UND GEORG ISMAR
Düsseldorf. Den deutschen Strom- und Gaskunden drohen neben den Preiserhöhungen durch die Energiewende weitere Belastungen. Das Düsseldorfer Oberlandesgericht kippte gestern Beschlüsse der Bundesnetzagentur und ordnete eine Neuberechnung der Durchleitungsgebühren für Strom und Gas an. Diese Entgelte müssen von den Versorgern an die Netzbetreiber gezahlt werden und sind Teil des Strompreises. Fast 300 Gas- und Stromnetzbetreiber hatten Beschwerde eingelegt und bekamen nun Recht. Die Bremer SWB und deren Muttergesellschaft EWE sind nach eigenen Angaben nicht unter den Klägern.
Konkret ging es um die von der Bundesnetzagentur verwendete Kalkulation, mit der die Entgelte für die Nutzung der Strom- und Gasnetze bestimmt werden. Die Netzagentur müsse andere Ansätze berücksichtigen, befanden die Richter. Sollte die Düsseldorfer Entscheidung Bestand haben, könnten die Netzbetreiber für mehrere Jahre rückwirkend höhere Netzentgelte verlangen. Die Nachforderung würde auf fünf Jahre gestreckt und aller Voraussicht nach von den Energieversorgern auf die Verbraucher umgelegt. Schätzungen der komplexen Gesamtforderungen bewegen sich zwischen einer dreistelligen Millionensumme bis hin zu einem Milliardenbetrag.

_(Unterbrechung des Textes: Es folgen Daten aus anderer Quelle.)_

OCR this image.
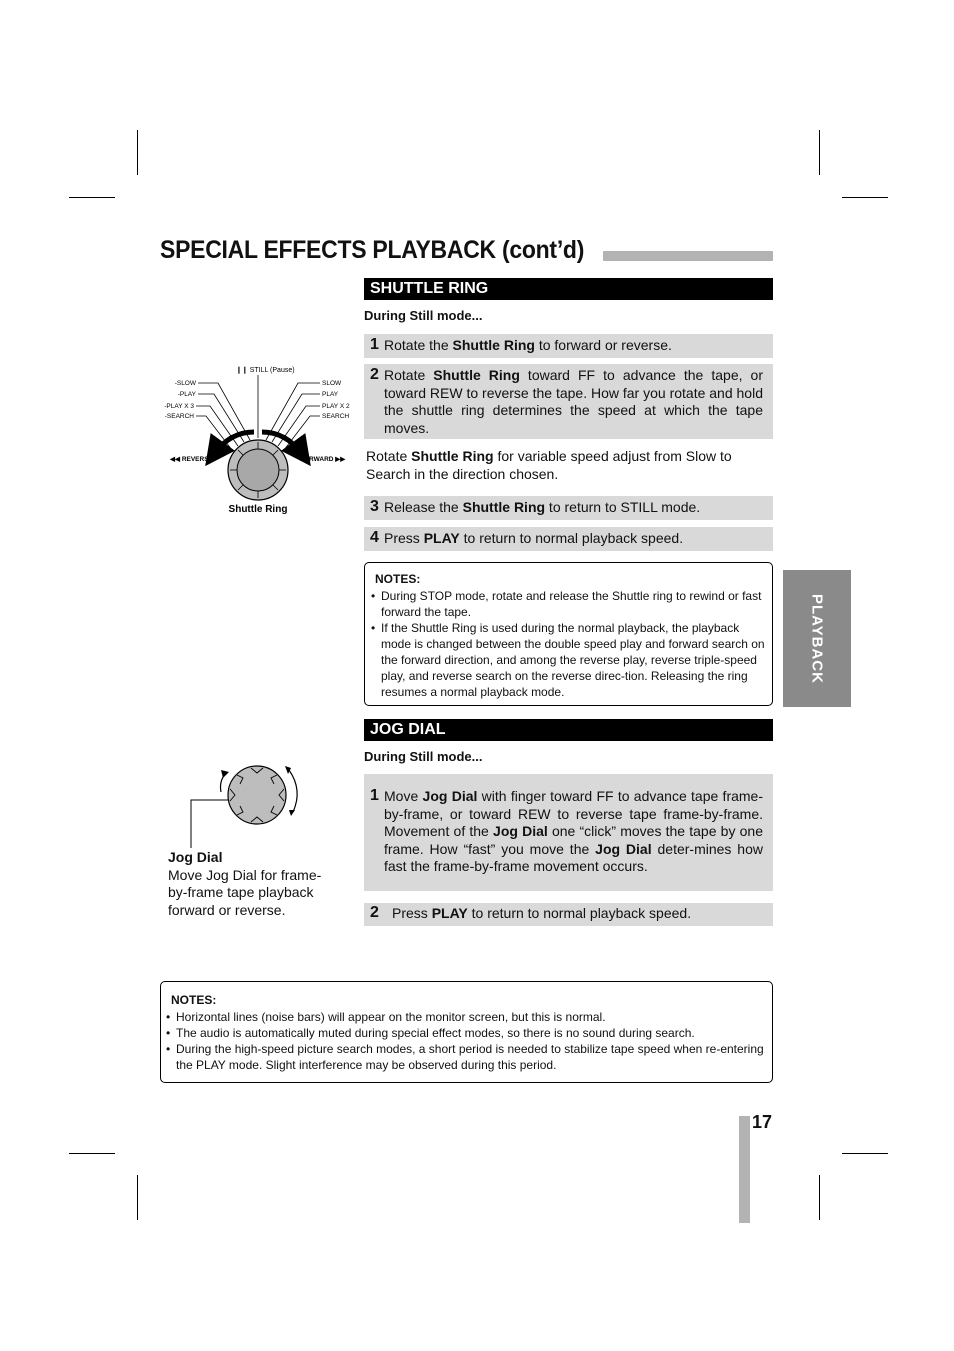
SPECIAL EFFECTS PLAYBACK (cont’d)
PLAYBACK
SHUTTLE RING
During Still mode...
1 Rotate the Shuttle Ring to forward or reverse.
2 Rotate Shuttle Ring toward FF to advance the tape, or toward REW to reverse the tape. How far you rotate and hold the shuttle ring determines the speed at which the tape moves.
Rotate Shuttle Ring for variable speed adjust from Slow to Search in the direction chosen.
3 Release the Shuttle Ring to return to STILL mode.
4 Press PLAY to return to normal playback speed.
NOTES:
• During STOP mode, rotate and release the Shuttle ring to rewind or fast forward the tape.
• If the Shuttle Ring is used during the normal playback, the playback mode is changed between the double speed play and forward search on the forward direction, and among the reverse play, reverse triple-speed play, and reverse search on the reverse direc-tion. Releasing the ring resumes a normal playback mode.
❙❙ STILL (Pause)
-SLOW
-PLAY
-PLAY X 3
-SEARCH
SLOW
PLAY
PLAY X 2
SEARCH
◀◀ REVERSE	FORWARD ▶▶
Shuttle Ring
JOG DIAL
During Still mode...
1 Move Jog Dial with finger toward FF to advance tape frame-by-frame, or toward REW to reverse tape frame-by-frame. Movement of the Jog Dial one “click” moves the tape by one frame. How “fast” you move the Jog Dial deter-mines how fast the frame-by-frame movement occurs.
2 Press PLAY to return to normal playback speed.
Jog Dial
Move Jog Dial for frame-by-frame tape playback forward or reverse.
NOTES:
• Horizontal lines (noise bars) will appear on the monitor screen, but this is normal.
• The audio is automatically muted during special effect modes, so there is no sound during search.
• During the high-speed picture search modes, a short period is needed to stabilize tape speed when re-entering the PLAY mode. Slight interference may be observed during this period.
17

Das Gericht stieß sich an der Wertermittlung für die bestehenden Netze. Dafür waren Preisindizes für das produzierende Gewerbe verwendet worden. Eher hätten Indizes des Baugewerbes verwendet werden müssen, wie es auch in der Schweiz geschehe. Die Netzagentur müsse nun die Ansätze entsprechend ändern.
Damit konnten sich fast 300 Gas- und Stromnetzbetreiber durchsetzen. Das Gericht hatte ihre Beschwerden in 19 Pilotverfahren gebündelt. Allerdings ließ der Kartellsenat die Beschwerde gegen seinen Beschluss beim Bundesgerichtshof (BGH) zu. Die Bundesnetzagentur ließ gestern offen, ob sie vor den BGH zieht.